Questa sua frequentazione dei ranghi menageriali femminili l’ha portata a scrivere un libro” Donne senza Guscio. Percorsi femminili in azienda”
All’inizio del tuo libro scrivi: Via via che vivevo tutto questo, le soddisfazioni e la rabbia, la crescita e gli ostacoli, via via che ragionavo attorno a quello che stavo vivendo, maturava il desiderio di scrivere di questoì. Il tuo libro è nato all’improvviso o da una raccolta negli anni?
E’ nato da tutta la mia esperienza di lavoro come dirigente, da quello che vivevo e vedevo succedere. Tante volte mi dicevo: questo devo scriverlo, questo bisogna dirlo, questo va documentato. Il desiderio di scrivere era prima di tutto per riflettere sulla mia vita, e poi per documentare, discutere, mettere in circolo ciò che si sperimenta nell’essere donna e manager. Così, partendo da me stessa, ho pensato di coinvolgere in un percorso di riflessione altre donne che vivono situazioni simili. Il mio scopo è far vedere com’è in realtà la vita quotidiana delle donne manager, e mettere in circolo le esperienze e le pratiche individuali, mostrare cosa si può fare qui ed ora.
Dichiari anche di aver partecipato spesso a studi, ma che mancava sempre qualche cosa dai questionari. Cosa?
Non è ‘una’ cosa che mancava. Era proprio un modo di vedere le cose. Mancava che fossero le donne a poter dire quali erano per loro i veri problemi, a dire come loro vedono l’organizzazione, il lavoro, il ruolo manageriale. Perché le donne portano anche nel lavoro la loro differenza. E osservare con gli occhi e le emozioni di chi quella condizione la vive cambia le chiavi di lettura, esprime bisogni e desideri diversi, vede soluzioni diverse.
E tu a cosa hai dato maggiormente importanza nelle intervista che hai fatto alle dirigenti?
Più che una intervista, ho chiesto di raccontare e soprattutto ragionare sulle loro storie e sull’esperienza reale in azienda, come ho fatto per me.
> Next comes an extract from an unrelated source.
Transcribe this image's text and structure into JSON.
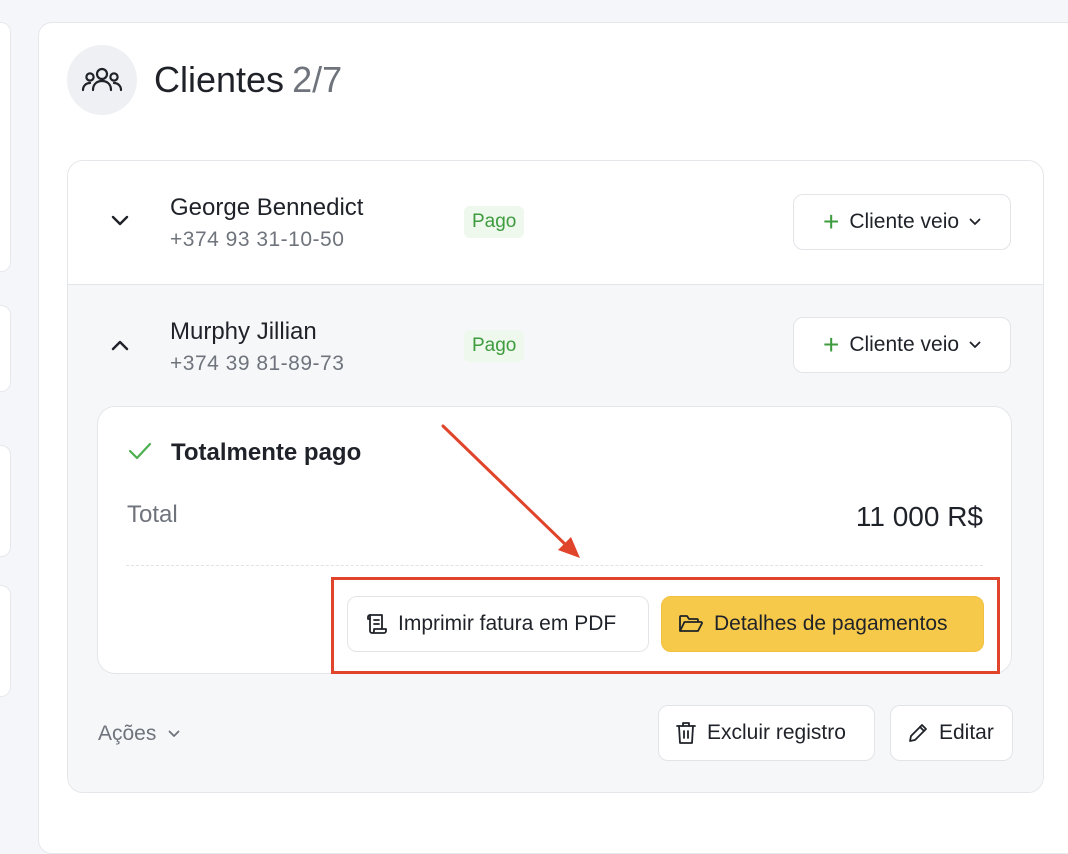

Ho proposto una guida, con una serie di aspetti-chiave, che si ritrovano nell’articolazione del libro, partendo dalla mia esperienza e conoscenza. Ma ognuna poteva trattare solo quelli importanti per loro o aggiungere altro. Così c’è stata una condivisione, un’interazione tra chi ha condotto la ricerca e chi vi ha partecipato. Dalla relazione è emersa una co-creazione che si è sviluppata via via. Per esempio, all’inizio davo molta importanza ai meccanismi occulti con agisce la cultura e l’organizzazione rispetto alle donne, e questo tema si è sviluppato come una importante analisi sui rapporti con il potere aziendale. E poi mi sono vista fiorire intorno anche tante dimensioni che non avevo previsto così ricche. Faccio un esempio, un tema non centrale ma sempre presente sotterraneamente nella vita di lavoro, la sessualità. Non volevo parlarne esplicitamente per non raccogliere autocensure o razionalizzazioni o fare forzature. Allora ho chiesto semplicemente come si vestono per andare al lavoro, se sentono vincoli al di là dell’abbigliamento formale richiesto. Si è aperta una finestra su un aspetto che nella maggior pare dei casi si deve sorvegliare. Perché una donna, a qualunque livello e in qualunque ruolo, viene spesso ricondotta al suo corpo.
Come le hai scelte? Conosciute per caso? Amiche? Ricercate appositamente? manager di grandi imprese? Per età? Per nucleo famigliare? O che?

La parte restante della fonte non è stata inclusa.